地域猫の治療(抜歯編)

皆さまの温かいご支援のお陰で目標を達成致しました。

ネクストゴールを設定し、余裕の持った活動を行えるよう、引き続きご支援いただけたら幸いです。

 

今回ご紹介する地域猫はこのチビクロちゃん。推定5、6歳の、地域猫の中ではいいお年に入ってきました。

 

捕獲時のチビクロ、痩せて風邪をひいていました。

 

このチビクロちゃん、実はほとんどの歯を抜いているので、奥歯が少し残っている他は、歯がありません。

(チビクロちゃん、大変な甘えん坊ですので、膝に乗りモミモミ・甘噛みの癖がありますが、抜歯後、全然痛くなくなりました笑)

猫の生態に詳しい方はご存知かもしれませんが、猫は歯がなくてもご飯を飲み込んで食べられるので問題ないのだそうです。私は、チビクロちゃんの捕獲に関わった時に、亀田先生に教えてもらい初めて知りました。

 

 

2017年1月の終わり頃でした。いつも必ずご飯に来るチビクロが、2日連続で出て来ません。

園内のチビクロのエリアはそう広くありませんので、捜索を開始しました。3日目、メンバーが真っ暗な中懐中電灯を照らしながら探すと、ツツジの陰に発見しました。具合が悪い子たち用の「おいしいフード」を用意してチビクロの元に持っていっても食べる気配がありません。加えて、チビクロ、甘えん坊ではありますが、人間を警戒するので抱っこをしようと思ってもできません。また、一部のメンバーを除いて近寄ることも出来ず、真っ黒の体は、夜の捕獲では全く見えません…捕獲は難航を極めました。

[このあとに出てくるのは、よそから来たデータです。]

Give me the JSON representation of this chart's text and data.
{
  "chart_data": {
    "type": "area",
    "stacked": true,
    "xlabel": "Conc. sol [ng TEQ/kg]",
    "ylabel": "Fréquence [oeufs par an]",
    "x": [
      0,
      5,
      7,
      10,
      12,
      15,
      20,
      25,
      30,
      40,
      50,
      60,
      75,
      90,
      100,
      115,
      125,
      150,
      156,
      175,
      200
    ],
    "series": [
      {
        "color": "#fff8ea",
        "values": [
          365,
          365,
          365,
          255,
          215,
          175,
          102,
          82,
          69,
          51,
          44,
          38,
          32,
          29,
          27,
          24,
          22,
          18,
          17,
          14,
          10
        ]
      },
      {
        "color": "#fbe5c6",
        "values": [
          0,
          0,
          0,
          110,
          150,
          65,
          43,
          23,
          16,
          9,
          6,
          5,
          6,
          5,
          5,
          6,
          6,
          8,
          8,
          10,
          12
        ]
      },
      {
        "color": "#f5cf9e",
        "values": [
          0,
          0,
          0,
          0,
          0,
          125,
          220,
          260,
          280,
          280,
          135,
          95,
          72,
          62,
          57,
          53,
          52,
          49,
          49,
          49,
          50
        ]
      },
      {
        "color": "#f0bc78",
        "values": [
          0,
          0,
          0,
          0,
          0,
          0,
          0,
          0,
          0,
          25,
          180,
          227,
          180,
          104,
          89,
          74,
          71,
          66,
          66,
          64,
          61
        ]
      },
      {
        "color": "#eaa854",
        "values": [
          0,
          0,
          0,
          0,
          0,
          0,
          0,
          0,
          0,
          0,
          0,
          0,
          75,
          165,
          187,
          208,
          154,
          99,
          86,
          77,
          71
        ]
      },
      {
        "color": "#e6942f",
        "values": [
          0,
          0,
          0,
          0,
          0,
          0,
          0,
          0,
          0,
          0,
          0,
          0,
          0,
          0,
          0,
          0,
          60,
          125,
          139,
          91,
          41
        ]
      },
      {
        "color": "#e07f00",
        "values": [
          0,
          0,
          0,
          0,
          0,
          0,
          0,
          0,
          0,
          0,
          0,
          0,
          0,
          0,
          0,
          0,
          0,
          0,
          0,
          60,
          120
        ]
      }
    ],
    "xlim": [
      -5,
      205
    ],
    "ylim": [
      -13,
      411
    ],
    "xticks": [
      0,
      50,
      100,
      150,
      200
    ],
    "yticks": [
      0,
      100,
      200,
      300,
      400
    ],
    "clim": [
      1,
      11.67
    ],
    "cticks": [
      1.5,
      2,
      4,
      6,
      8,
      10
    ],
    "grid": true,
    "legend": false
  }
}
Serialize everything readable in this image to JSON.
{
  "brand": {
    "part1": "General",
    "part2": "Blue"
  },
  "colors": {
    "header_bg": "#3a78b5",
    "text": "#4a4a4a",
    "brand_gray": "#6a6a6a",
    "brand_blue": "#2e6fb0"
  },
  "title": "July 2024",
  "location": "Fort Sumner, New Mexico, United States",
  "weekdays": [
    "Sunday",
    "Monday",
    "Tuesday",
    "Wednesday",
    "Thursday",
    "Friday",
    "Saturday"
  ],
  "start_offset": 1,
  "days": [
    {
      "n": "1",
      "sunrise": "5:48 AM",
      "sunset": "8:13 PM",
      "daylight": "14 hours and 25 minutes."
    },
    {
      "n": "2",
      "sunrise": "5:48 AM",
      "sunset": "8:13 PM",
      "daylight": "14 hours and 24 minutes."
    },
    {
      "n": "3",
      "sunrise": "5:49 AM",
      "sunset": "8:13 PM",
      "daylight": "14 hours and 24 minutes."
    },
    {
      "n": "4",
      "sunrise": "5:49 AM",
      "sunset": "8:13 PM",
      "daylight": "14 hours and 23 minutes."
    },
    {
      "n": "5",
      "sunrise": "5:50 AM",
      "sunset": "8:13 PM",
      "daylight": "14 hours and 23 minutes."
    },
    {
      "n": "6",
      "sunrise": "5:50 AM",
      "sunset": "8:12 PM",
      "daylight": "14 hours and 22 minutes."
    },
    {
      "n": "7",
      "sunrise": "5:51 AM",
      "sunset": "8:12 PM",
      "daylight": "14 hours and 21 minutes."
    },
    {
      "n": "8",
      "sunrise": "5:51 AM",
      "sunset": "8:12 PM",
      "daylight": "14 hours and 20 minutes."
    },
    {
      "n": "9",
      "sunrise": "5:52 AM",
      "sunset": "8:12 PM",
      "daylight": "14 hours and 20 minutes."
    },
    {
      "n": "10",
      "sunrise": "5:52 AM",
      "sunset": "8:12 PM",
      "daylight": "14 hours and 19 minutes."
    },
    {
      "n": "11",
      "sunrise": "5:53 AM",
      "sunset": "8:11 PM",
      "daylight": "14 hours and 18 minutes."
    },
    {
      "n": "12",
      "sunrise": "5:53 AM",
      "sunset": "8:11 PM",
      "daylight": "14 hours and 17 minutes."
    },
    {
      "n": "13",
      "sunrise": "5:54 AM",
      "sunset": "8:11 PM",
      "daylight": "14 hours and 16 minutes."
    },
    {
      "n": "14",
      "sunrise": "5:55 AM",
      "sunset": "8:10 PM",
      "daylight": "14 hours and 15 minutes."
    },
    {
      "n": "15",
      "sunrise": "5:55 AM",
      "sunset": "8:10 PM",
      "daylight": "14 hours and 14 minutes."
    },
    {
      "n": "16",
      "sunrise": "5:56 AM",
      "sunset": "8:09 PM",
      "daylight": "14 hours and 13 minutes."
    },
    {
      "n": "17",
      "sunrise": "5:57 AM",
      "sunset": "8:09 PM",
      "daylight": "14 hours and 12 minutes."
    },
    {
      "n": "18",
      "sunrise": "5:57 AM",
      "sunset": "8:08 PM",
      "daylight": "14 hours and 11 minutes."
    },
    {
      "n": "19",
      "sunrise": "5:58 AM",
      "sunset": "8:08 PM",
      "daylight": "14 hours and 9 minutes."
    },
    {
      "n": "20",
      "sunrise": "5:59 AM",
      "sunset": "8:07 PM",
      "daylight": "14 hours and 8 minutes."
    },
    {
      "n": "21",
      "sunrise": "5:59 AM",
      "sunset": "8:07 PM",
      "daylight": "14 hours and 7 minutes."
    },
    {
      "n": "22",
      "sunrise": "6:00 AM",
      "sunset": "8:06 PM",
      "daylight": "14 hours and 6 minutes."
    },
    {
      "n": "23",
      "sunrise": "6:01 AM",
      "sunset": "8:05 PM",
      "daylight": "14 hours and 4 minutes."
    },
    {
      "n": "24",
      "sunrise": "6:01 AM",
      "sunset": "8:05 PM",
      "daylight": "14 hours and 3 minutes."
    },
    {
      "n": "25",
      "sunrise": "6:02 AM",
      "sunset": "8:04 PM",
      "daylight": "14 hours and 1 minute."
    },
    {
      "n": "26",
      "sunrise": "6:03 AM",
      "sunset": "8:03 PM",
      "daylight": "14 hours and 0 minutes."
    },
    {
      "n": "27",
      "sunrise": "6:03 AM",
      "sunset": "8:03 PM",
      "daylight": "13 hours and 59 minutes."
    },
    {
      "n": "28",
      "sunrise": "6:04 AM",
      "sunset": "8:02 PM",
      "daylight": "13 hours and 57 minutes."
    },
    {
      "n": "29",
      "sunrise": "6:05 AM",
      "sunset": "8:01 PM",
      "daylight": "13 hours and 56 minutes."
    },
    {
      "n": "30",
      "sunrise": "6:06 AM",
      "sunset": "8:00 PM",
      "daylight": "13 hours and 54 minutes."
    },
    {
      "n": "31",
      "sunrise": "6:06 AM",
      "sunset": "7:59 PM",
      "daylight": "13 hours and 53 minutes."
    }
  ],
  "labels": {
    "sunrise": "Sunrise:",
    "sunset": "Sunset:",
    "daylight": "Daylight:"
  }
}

地域猫は捕獲を出来なければ治療を行うことができないのです。

 

地域猫活動初心者だった私が、初めて本格的に捕獲に挑戦した猫さんでした。仕事の前に寄り、仕事の後に寄り、チビクロに媚を売りながら安心してもらい、長年公園の猫の面倒を見てきたベテランさんに助けを求めながら二週間かけなんとか捕獲しました(そのころには二週間ろくに食べていないチビクロは大分弱っていました)

 

捕獲し近隣病院にて注射、風邪の応急処置をし数日自宅で経過観察をしました。

後日亀田先生のもとへ搬送し診察を受けると、お口の中がとても「汚い」状態でした。風邪に加えて、歯が痛くて、ご飯が食べられなかったのです。対処法は「抜歯手術」でした。

 

麻酔をかけての手術になりますので、長期入院となります。簡単な治療ではありません。

しかし、お外の猫たちの寿命は3、4年と言われています。もしかしたら、チビクロのようにご飯が食べられなくなって、衰弱していく猫たちもいるのかもしれない、と思いました。

そしてこれは、人間が猫たちにしてあげられるケアの一つなのだと学びました。

 

チビクロは今日も(雨でビシャビシャでしたが(°_°))元気にお腹いっぱいご飯を食べて、たくさん甘えん坊していきました。給餌のときに会うたびに、元気にしていてくれて嬉しいなぁとしみじみ思います。

チビクロちゃん、まだまだたくさんご飯食べにきてね。